Monday, Feb. 28, 2000
Making the Skies Safer
By THOMAS SANCTON
Anna Giordano was only 15 when she found her true calling. In 1981, near her Sicilian hometown of Messina, she watched helplessly as poachers unleashed their fire from cement bunkers on the hundreds of honey buzzards, hawks and other birds migrating over the narrow straits between Sicily and the Italian mainland. After seeing 17 birds shot out of the sky, she vowed that "this was the beginning of the end for the poachers."
That was easier said than done. In the macho culture of Sicily and Calabria, just across the straits, there was a tradition of hunting migrating raptors. So when this earnest young woman began badgering police, forest rangers and local authorities to do something about the illegal killing, she was not taken seriously. But she organized camps of young people who gathered each spring to observe the migrations and inform police when they saw poachers at work.
The hunters retaliated.
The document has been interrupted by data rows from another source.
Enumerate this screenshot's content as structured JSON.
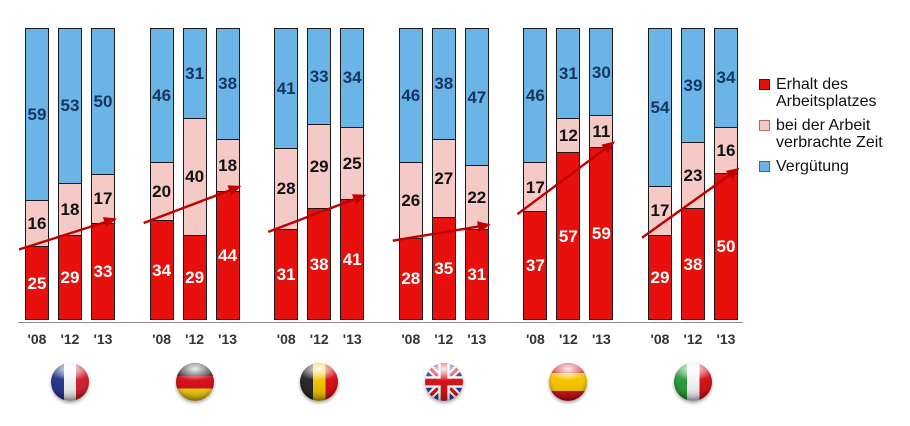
{
  "chart_data": {
    "type": "bar",
    "stacked": true,
    "unit": "percent",
    "categories": [
      "'08",
      "'12",
      "'13"
    ],
    "series_names": [
      "Erhalt des Arbeitsplatzes",
      "bei der Arbeit verbrachte Zeit",
      "Vergütung"
    ],
    "series_colors": [
      "#e8100c",
      "#f5c9c6",
      "#6ab4e8"
    ],
    "label_colors": {
      "red_segment": "#ffffff",
      "pink_segment": "#111111",
      "blue_segment": "#17365d"
    },
    "trend_arrow_color": "#c00000",
    "groups": [
      {
        "country": "france",
        "bars": [
          [
            25,
            16,
            59
          ],
          [
            29,
            18,
            53
          ],
          [
            33,
            17,
            50
          ]
        ]
      },
      {
        "country": "germany",
        "bars": [
          [
            34,
            20,
            46
          ],
          [
            29,
            40,
            31
          ],
          [
            44,
            18,
            38
          ]
        ]
      },
      {
        "country": "belgium",
        "bars": [
          [
            31,
            28,
            41
          ],
          [
            38,
            29,
            33
          ],
          [
            41,
            25,
            34
          ]
        ]
      },
      {
        "country": "uk",
        "bars": [
          [
            28,
            26,
            46
          ],
          [
            35,
            27,
            38
          ],
          [
            31,
            22,
            47
          ]
        ]
      },
      {
        "country": "spain",
        "bars": [
          [
            37,
            17,
            46
          ],
          [
            57,
            12,
            31
          ],
          [
            59,
            11,
            30
          ]
        ]
      },
      {
        "country": "italy",
        "bars": [
          [
            29,
            17,
            54
          ],
          [
            38,
            23,
            39
          ],
          [
            50,
            16,
            34
          ]
        ]
      }
    ]
  },
  "legend": {
    "items": [
      {
        "label": "Erhalt des\nArbeitsplatzes",
        "color": "#e8100c",
        "border": "#7f0000"
      },
      {
        "label": "bei der Arbeit\nverbrachte Zeit",
        "color": "#f5c9c6",
        "border": "#b96a64"
      },
      {
        "label": "Vergütung",
        "color": "#6ab4e8",
        "border": "#2e6da0"
      }
    ]
  }
}
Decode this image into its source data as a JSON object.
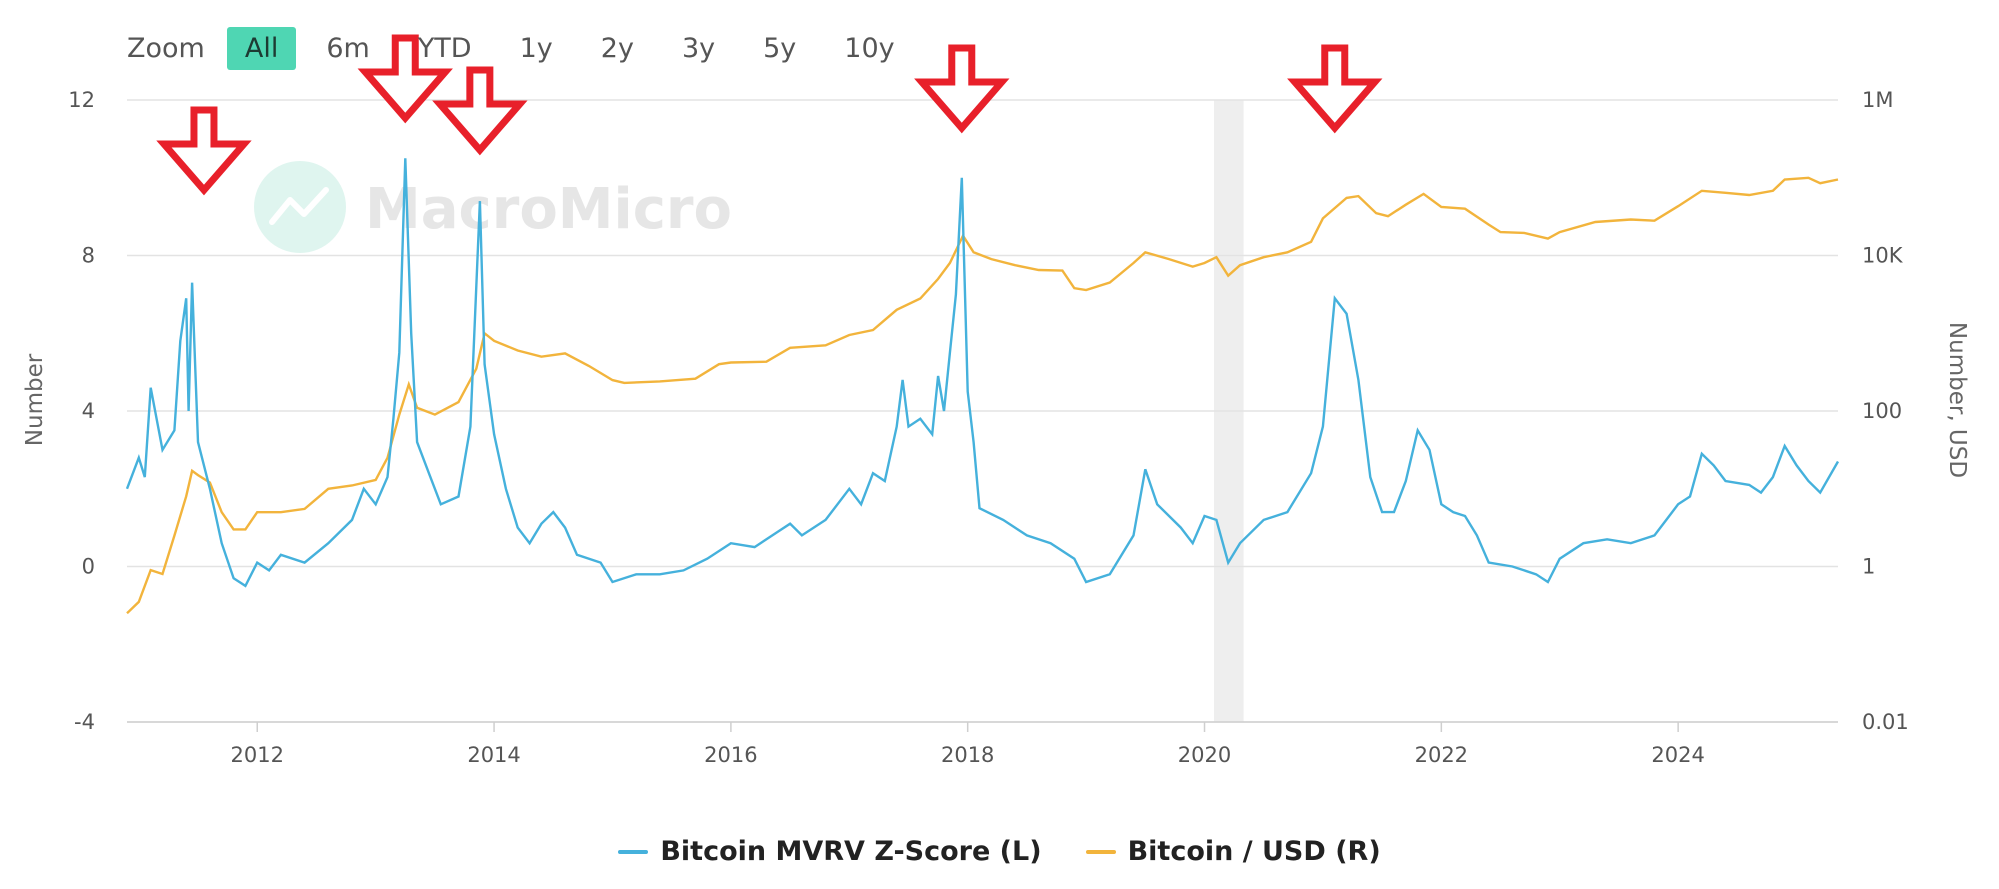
{
  "zoom": {
    "label": "Zoom",
    "buttons": [
      "All",
      "6m",
      "YTD",
      "1y",
      "2y",
      "3y",
      "5y",
      "10y"
    ],
    "active": "All",
    "active_color": "#4fd6b3"
  },
  "watermark": "MacroMicro",
  "chart_data": {
    "type": "line",
    "x_range": [
      2010.9,
      2025.35
    ],
    "x_ticks": [
      "2012",
      "2014",
      "2016",
      "2018",
      "2020",
      "2022",
      "2024"
    ],
    "y_left": {
      "label": "Number",
      "ticks": [
        "12",
        "8",
        "4",
        "0",
        "-4"
      ],
      "range": [
        -4,
        12
      ]
    },
    "y_right": {
      "label": "Number, USD",
      "ticks": [
        "1M",
        "10K",
        "100",
        "1",
        "0.01"
      ],
      "scale": "log",
      "range": [
        0.01,
        1000000
      ]
    },
    "shaded_band": {
      "from": 2020.08,
      "to": 2020.33
    },
    "series": [
      {
        "name": "Bitcoin MVRV Z-Score (L)",
        "axis": "left",
        "color": "#45b1dc",
        "points": [
          [
            2010.9,
            2.0
          ],
          [
            2011.0,
            2.8
          ],
          [
            2011.05,
            2.3
          ],
          [
            2011.1,
            4.6
          ],
          [
            2011.2,
            3.0
          ],
          [
            2011.3,
            3.5
          ],
          [
            2011.35,
            5.8
          ],
          [
            2011.4,
            6.9
          ],
          [
            2011.42,
            4.0
          ],
          [
            2011.45,
            7.3
          ],
          [
            2011.5,
            3.2
          ],
          [
            2011.6,
            2.0
          ],
          [
            2011.7,
            0.6
          ],
          [
            2011.8,
            -0.3
          ],
          [
            2011.9,
            -0.5
          ],
          [
            2012.0,
            0.1
          ],
          [
            2012.1,
            -0.1
          ],
          [
            2012.2,
            0.3
          ],
          [
            2012.4,
            0.1
          ],
          [
            2012.6,
            0.6
          ],
          [
            2012.8,
            1.2
          ],
          [
            2012.9,
            2.0
          ],
          [
            2013.0,
            1.6
          ],
          [
            2013.1,
            2.3
          ],
          [
            2013.15,
            3.8
          ],
          [
            2013.2,
            5.5
          ],
          [
            2013.25,
            10.5
          ],
          [
            2013.3,
            6.0
          ],
          [
            2013.35,
            3.2
          ],
          [
            2013.45,
            2.4
          ],
          [
            2013.55,
            1.6
          ],
          [
            2013.7,
            1.8
          ],
          [
            2013.8,
            3.6
          ],
          [
            2013.88,
            9.4
          ],
          [
            2013.92,
            5.2
          ],
          [
            2014.0,
            3.4
          ],
          [
            2014.1,
            2.0
          ],
          [
            2014.2,
            1.0
          ],
          [
            2014.3,
            0.6
          ],
          [
            2014.4,
            1.1
          ],
          [
            2014.5,
            1.4
          ],
          [
            2014.6,
            1.0
          ],
          [
            2014.7,
            0.3
          ],
          [
            2014.9,
            0.1
          ],
          [
            2015.0,
            -0.4
          ],
          [
            2015.2,
            -0.2
          ],
          [
            2015.4,
            -0.2
          ],
          [
            2015.6,
            -0.1
          ],
          [
            2015.8,
            0.2
          ],
          [
            2016.0,
            0.6
          ],
          [
            2016.2,
            0.5
          ],
          [
            2016.4,
            0.9
          ],
          [
            2016.5,
            1.1
          ],
          [
            2016.6,
            0.8
          ],
          [
            2016.8,
            1.2
          ],
          [
            2017.0,
            2.0
          ],
          [
            2017.1,
            1.6
          ],
          [
            2017.2,
            2.4
          ],
          [
            2017.3,
            2.2
          ],
          [
            2017.4,
            3.6
          ],
          [
            2017.45,
            4.8
          ],
          [
            2017.5,
            3.6
          ],
          [
            2017.6,
            3.8
          ],
          [
            2017.7,
            3.4
          ],
          [
            2017.75,
            4.9
          ],
          [
            2017.8,
            4.0
          ],
          [
            2017.85,
            5.5
          ],
          [
            2017.9,
            7.0
          ],
          [
            2017.95,
            10.0
          ],
          [
            2018.0,
            4.5
          ],
          [
            2018.05,
            3.2
          ],
          [
            2018.1,
            1.5
          ],
          [
            2018.3,
            1.2
          ],
          [
            2018.5,
            0.8
          ],
          [
            2018.7,
            0.6
          ],
          [
            2018.9,
            0.2
          ],
          [
            2019.0,
            -0.4
          ],
          [
            2019.2,
            -0.2
          ],
          [
            2019.4,
            0.8
          ],
          [
            2019.5,
            2.5
          ],
          [
            2019.6,
            1.6
          ],
          [
            2019.8,
            1.0
          ],
          [
            2019.9,
            0.6
          ],
          [
            2020.0,
            1.3
          ],
          [
            2020.1,
            1.2
          ],
          [
            2020.2,
            0.1
          ],
          [
            2020.3,
            0.6
          ],
          [
            2020.5,
            1.2
          ],
          [
            2020.7,
            1.4
          ],
          [
            2020.9,
            2.4
          ],
          [
            2021.0,
            3.6
          ],
          [
            2021.1,
            6.9
          ],
          [
            2021.2,
            6.5
          ],
          [
            2021.3,
            4.8
          ],
          [
            2021.4,
            2.3
          ],
          [
            2021.5,
            1.4
          ],
          [
            2021.6,
            1.4
          ],
          [
            2021.7,
            2.2
          ],
          [
            2021.8,
            3.5
          ],
          [
            2021.9,
            3.0
          ],
          [
            2022.0,
            1.6
          ],
          [
            2022.1,
            1.4
          ],
          [
            2022.2,
            1.3
          ],
          [
            2022.3,
            0.8
          ],
          [
            2022.4,
            0.1
          ],
          [
            2022.6,
            0.0
          ],
          [
            2022.8,
            -0.2
          ],
          [
            2022.9,
            -0.4
          ],
          [
            2023.0,
            0.2
          ],
          [
            2023.2,
            0.6
          ],
          [
            2023.4,
            0.7
          ],
          [
            2023.6,
            0.6
          ],
          [
            2023.8,
            0.8
          ],
          [
            2023.9,
            1.2
          ],
          [
            2024.0,
            1.6
          ],
          [
            2024.1,
            1.8
          ],
          [
            2024.2,
            2.9
          ],
          [
            2024.3,
            2.6
          ],
          [
            2024.4,
            2.2
          ],
          [
            2024.6,
            2.1
          ],
          [
            2024.7,
            1.9
          ],
          [
            2024.8,
            2.3
          ],
          [
            2024.9,
            3.1
          ],
          [
            2025.0,
            2.6
          ],
          [
            2025.1,
            2.2
          ],
          [
            2025.2,
            1.9
          ],
          [
            2025.35,
            2.7
          ]
        ]
      },
      {
        "name": "Bitcoin / USD (R)",
        "axis": "right",
        "color": "#f2b43c",
        "points": [
          [
            2010.9,
            0.25
          ],
          [
            2011.0,
            0.35
          ],
          [
            2011.1,
            0.9
          ],
          [
            2011.2,
            0.8
          ],
          [
            2011.3,
            2.5
          ],
          [
            2011.4,
            8
          ],
          [
            2011.45,
            17
          ],
          [
            2011.5,
            15
          ],
          [
            2011.6,
            12
          ],
          [
            2011.7,
            5
          ],
          [
            2011.8,
            3
          ],
          [
            2011.9,
            3
          ],
          [
            2012.0,
            5
          ],
          [
            2012.2,
            5
          ],
          [
            2012.4,
            5.5
          ],
          [
            2012.6,
            10
          ],
          [
            2012.8,
            11
          ],
          [
            2013.0,
            13
          ],
          [
            2013.1,
            25
          ],
          [
            2013.2,
            90
          ],
          [
            2013.28,
            220
          ],
          [
            2013.35,
            110
          ],
          [
            2013.5,
            90
          ],
          [
            2013.7,
            130
          ],
          [
            2013.85,
            350
          ],
          [
            2013.92,
            1000
          ],
          [
            2014.0,
            800
          ],
          [
            2014.2,
            600
          ],
          [
            2014.4,
            500
          ],
          [
            2014.6,
            550
          ],
          [
            2014.8,
            380
          ],
          [
            2015.0,
            250
          ],
          [
            2015.1,
            230
          ],
          [
            2015.4,
            240
          ],
          [
            2015.7,
            260
          ],
          [
            2015.9,
            400
          ],
          [
            2016.0,
            420
          ],
          [
            2016.3,
            430
          ],
          [
            2016.5,
            650
          ],
          [
            2016.8,
            700
          ],
          [
            2017.0,
            950
          ],
          [
            2017.2,
            1100
          ],
          [
            2017.4,
            2000
          ],
          [
            2017.6,
            2800
          ],
          [
            2017.75,
            5000
          ],
          [
            2017.85,
            8000
          ],
          [
            2017.96,
            18000
          ],
          [
            2018.05,
            11000
          ],
          [
            2018.2,
            9000
          ],
          [
            2018.4,
            7500
          ],
          [
            2018.6,
            6500
          ],
          [
            2018.8,
            6400
          ],
          [
            2018.9,
            3800
          ],
          [
            2019.0,
            3600
          ],
          [
            2019.2,
            4500
          ],
          [
            2019.4,
            8000
          ],
          [
            2019.5,
            11000
          ],
          [
            2019.7,
            9000
          ],
          [
            2019.9,
            7200
          ],
          [
            2020.0,
            8000
          ],
          [
            2020.1,
            9500
          ],
          [
            2020.2,
            5500
          ],
          [
            2020.3,
            7500
          ],
          [
            2020.5,
            9500
          ],
          [
            2020.7,
            11000
          ],
          [
            2020.9,
            15000
          ],
          [
            2021.0,
            30000
          ],
          [
            2021.2,
            55000
          ],
          [
            2021.3,
            58000
          ],
          [
            2021.45,
            35000
          ],
          [
            2021.55,
            32000
          ],
          [
            2021.7,
            45000
          ],
          [
            2021.85,
            62000
          ],
          [
            2022.0,
            42000
          ],
          [
            2022.2,
            40000
          ],
          [
            2022.4,
            25000
          ],
          [
            2022.5,
            20000
          ],
          [
            2022.7,
            19500
          ],
          [
            2022.9,
            16500
          ],
          [
            2023.0,
            20000
          ],
          [
            2023.3,
            27000
          ],
          [
            2023.6,
            29000
          ],
          [
            2023.8,
            28000
          ],
          [
            2024.0,
            43000
          ],
          [
            2024.2,
            68000
          ],
          [
            2024.4,
            64000
          ],
          [
            2024.6,
            60000
          ],
          [
            2024.8,
            68000
          ],
          [
            2024.9,
            95000
          ],
          [
            2025.1,
            100000
          ],
          [
            2025.2,
            85000
          ],
          [
            2025.35,
            95000
          ]
        ]
      }
    ],
    "annotations": [
      {
        "type": "arrow-down",
        "x": 2011.55,
        "color": "#e8202a"
      },
      {
        "type": "arrow-down",
        "x": 2013.25,
        "color": "#e8202a"
      },
      {
        "type": "arrow-down",
        "x": 2013.88,
        "color": "#e8202a"
      },
      {
        "type": "arrow-down",
        "x": 2017.95,
        "color": "#e8202a"
      },
      {
        "type": "arrow-down",
        "x": 2021.1,
        "color": "#e8202a"
      }
    ]
  }
}
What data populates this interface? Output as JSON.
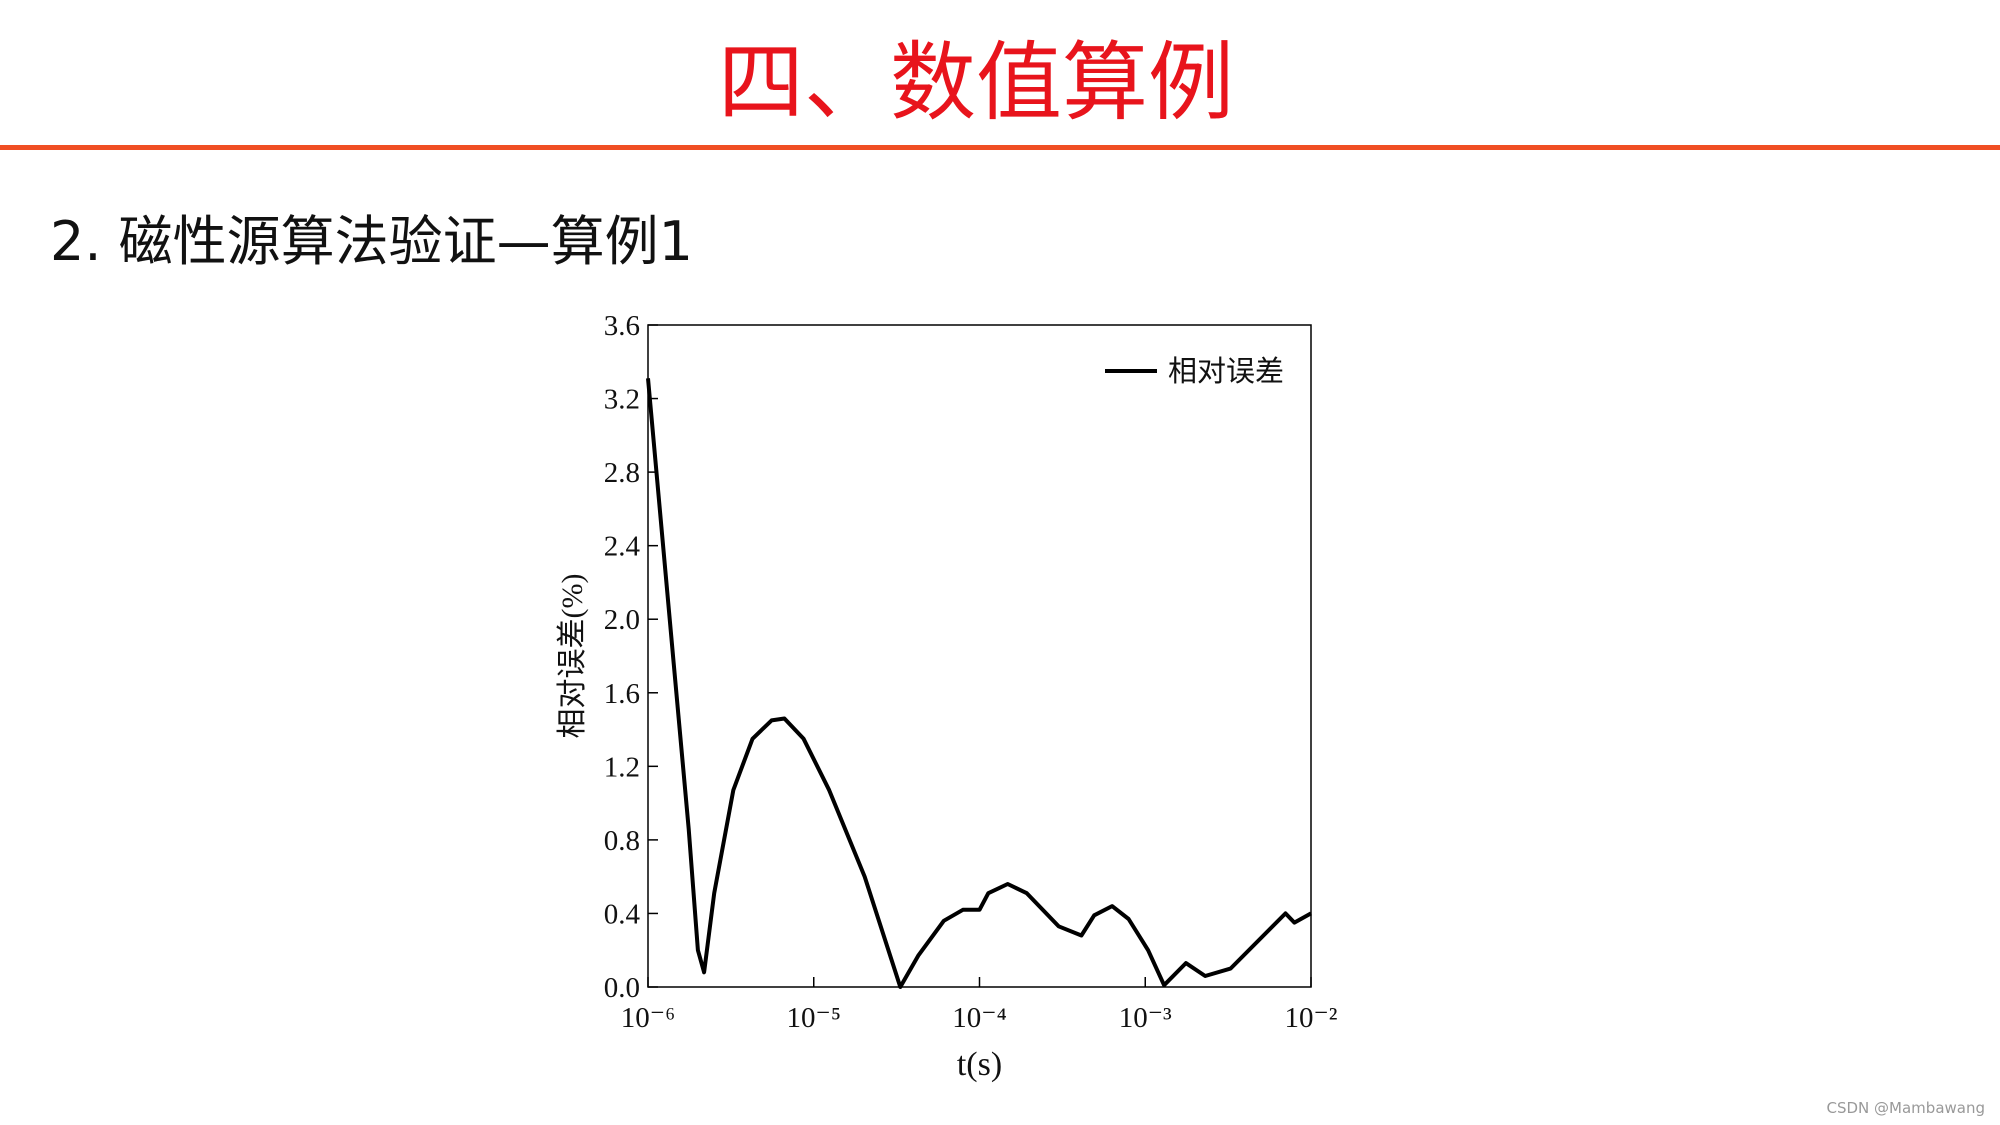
{
  "header": {
    "title": "四、数值算例"
  },
  "subtitle": "2.  磁性源算法验证—算例1",
  "chart_data": {
    "type": "line",
    "xlabel": "t(s)",
    "ylabel": "相对误差(%)",
    "xscale": "log",
    "grid": false,
    "legend": "upper right",
    "xlim": [
      1e-06,
      0.01
    ],
    "xticks": [
      {
        "value": 1e-06,
        "label": "10⁻⁶"
      },
      {
        "value": 1e-05,
        "label": "10⁻⁵"
      },
      {
        "value": 0.0001,
        "label": "10⁻⁴"
      },
      {
        "value": 0.001,
        "label": "10⁻³"
      },
      {
        "value": 0.01,
        "label": "10⁻²"
      }
    ],
    "ylim": [
      0,
      3.6
    ],
    "yticks": [
      {
        "value": 0,
        "label": "0.0"
      },
      0.4,
      0.8,
      1.2,
      1.6,
      {
        "value": 2,
        "label": "2.0"
      },
      2.4,
      2.8,
      3.2,
      3.6
    ],
    "x": [
      1e-06,
      1.43e-06,
      1.76e-06,
      2e-06,
      2.18e-06,
      2.51e-06,
      3.27e-06,
      4.27e-06,
      5.57e-06,
      6.65e-06,
      8.68e-06,
      1.24e-05,
      2.03e-05,
      3.33e-05,
      4.27e-05,
      6.09e-05,
      7.94e-05,
      0.0001,
      0.000113,
      0.000148,
      0.000193,
      0.0003,
      0.000412,
      0.000492,
      0.000631,
      0.000794,
      0.00104,
      0.0013,
      0.00176,
      0.0023,
      0.00327,
      0.00702,
      0.00794,
      0.01
    ],
    "series": [
      {
        "name": "相对误差",
        "color": "#000000",
        "values": [
          3.31,
          1.76,
          0.86,
          0.2,
          0.08,
          0.51,
          1.07,
          1.35,
          1.45,
          1.46,
          1.35,
          1.07,
          0.6,
          0.0,
          0.17,
          0.36,
          0.42,
          0.42,
          0.51,
          0.56,
          0.51,
          0.33,
          0.28,
          0.39,
          0.44,
          0.37,
          0.2,
          0.01,
          0.13,
          0.06,
          0.1,
          0.4,
          0.35,
          0.4
        ]
      }
    ]
  },
  "watermark": "CSDN @Mambawang"
}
They firebombed Giordano's car in 1986, later broke into her house, and mailed her a dead falcon with a note that said, "Your courage will cost you dearly." Those incidents, and another in which monitors were shot at, got law-enforcement officers on Giordano's side. "It made police understand that poaching wasn't a joke," she recalls.
Once local authorities started cooperating, Giordano's efforts paid off dramatically. Before she began monitoring the poachers, more than 5,000 supposedly protected birds--mostly honey buzzards, falcons, storks, orioles, kestrels and swallows--were slaughtered each year. Today the count averages less than 100 in Sicily, although more than 500 on the Calabrian side of the straits. On a recent tour of saltwater lakes on the outskirts of Messina, Giordano proudly pointed to the dozens of cormorants perched on wooden posts in the shallow water. "Twenty years ago," she says, "you would not have seen even one cormorant here. People used to shoot at them from the street."
Over the years, Giordano, now 35, turned her passion into a profession: she studied ornithology and earned a degree in natural sciences from the University of Messina in 1989. Today Giordano runs the World Wildlife Fund's Natural Saltwater Reserve in Paceco, Italy, and its Center for the Rehabilitation of Wild Animals in Messina. The center's aviary houses some two dozen falcons and buzzards in various stages of convalescence. The injured birds, who collectively consume more than 13 lbs. of meat each day, have a home for life, and those that recover are turned loose. "They can't say thanks," says Giordano, "but the best thanks is watching them fly free again."